Stimmen gebracht habe ihm mit Sicherheit die klare Position gegen den S-Link. Und das umstrittene Verkehrsprojekt ist unter anderem Thema in unserem Gespräch. Hört rein!
Sonntagstalk mit Bernhard Auinger: Ein Auszug zum Nachlesen
SALZBURG24: Sie haben jetzt gemeinsam mit der neuen Regierung sehr viel vor. Viele Projekte stehen auf der Umsetzungsliste. Und das kostet Geld, sehr viel Geld. Mit Ende 2023 war die Stadt Salzburg quasi schuldenfrei, sie planen bis 2029 ein Rekordbudget von 526 Millionen Euro, damit wird der Schuldenstand natürlich wieder massiv anwachsen. Wie erklären Sie das den Salzburgerinnen und Salzburgern?
BERNHARD AUINGER: Also erstens muss man mal festhalten, dass auch schon letztes Jahr in den mittelfristigen Finanzverhandlungen klar war, dass wir ab 2026 wieder Schulden machen müssen, weil man solche Investitionen wie ins Festspielhaus, in das neue Flughafenterminal, in den Schulbau nicht aus der Portokasse bezahlen kann. Und das Thema ist, dass sich viele Projekte jetzt in den letzten Jahren einfach verzögert haben.
Ich sehe es aber nicht so dramatisch, denn es geht um Projekte, die unumstritten sind. Wer zu den Festspielen steht, wird das Festspielhaus sanieren müssen. Wer zum Standort Flughafen steht, wird das Terminal bauen müssen. Wir werden in die Schulen weiter investieren und das ein oder andere Seniorenwohnhaus in Angriff nehmen.
Wir werden auf jeden Fall darauf schauen, dass die Stabilität der Stadt Salzburg, was die Finanzen betrifft, dass das so, wie es meine Vorgänger gemacht haben, auch weiterhin bestehen bleibt.
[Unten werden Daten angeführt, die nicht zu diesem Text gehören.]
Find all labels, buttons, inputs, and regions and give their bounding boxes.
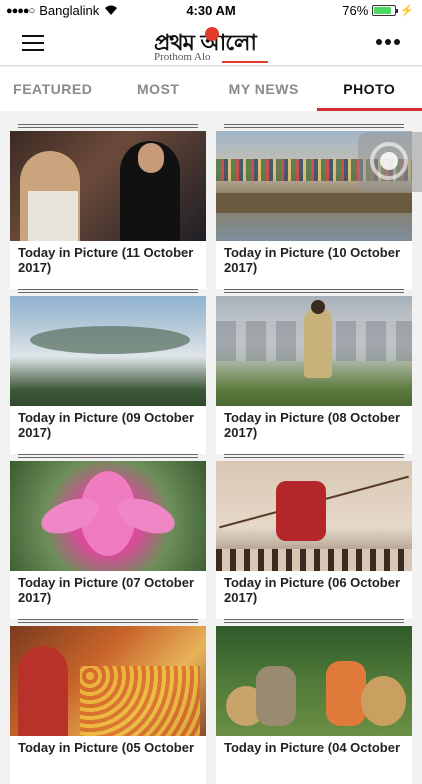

Das geplante Budget für die kommenden fünf Jahre ist de facto ohne S-Link – nur eine Rate von 10 Millionen Euro ist eingeplant. Wie sicher sind Sie sich denn, dass sich die Salzburgerinnen und Salzburger am 10. November gegen das Verkehrsprojekt entscheiden?
Wenn man jetzt plötzlich die Befragung insofern so geändert hat, dass in der Stadt Salzburg jeder eine Wahlkarte abgeben kann, egal ob er jetzt in Anif oder in Bergheim wohnt, dann wird auch das Ergebnis in der Stadt Salzburg natürlich sehr beeinflussbar. Wenn der Jurist des Landes ausrichtet, dass wir grundsätzlich eigentlich gar nichts zu mitreden haben, weil das Land eisenbahnrechtlich durch uns durchbauen kann – und wir eigentlich nur entscheiden können, ob wir mitzahlen wollen oder nicht – dann glaube ich, dass das Thema nochmals richtig polarisieren wird.
In der Stadtbevölkerung habe ich im Wahlkampf massive Ablehnung verspürt und ich halte dieses Projekt aus Sicht der Stadt weiterhin für nicht finanzierbar.
Um Summen zu nennen: Mit Zinsen finanziert auf 30 Jahre kostet dieses Projekt der Stadt Salzburg über 400 Millionen Euro. Das sind über 13 Millionen Euro jährlich. Das würde bedeuten, dass wir uns 30 Jahre lang ungefähr ein Sechstel unserer Investitionen an ein einziges Projekt binden, von dem die Stadtbevölkerung sehr eingeschränkt profitieren wird. Das ist die Kritik, die ich habe.
Ich werde jetzt mit dem Landeshauptmann eine Finanzierungsvereinbarung verhandeln für den Fall, dass es ein Ja in der Stadt gibt. Ich gehe aber von einem Nein in der Stadt aus. Und wir werden uns die Wahlkarten auch sehr genau anschauen.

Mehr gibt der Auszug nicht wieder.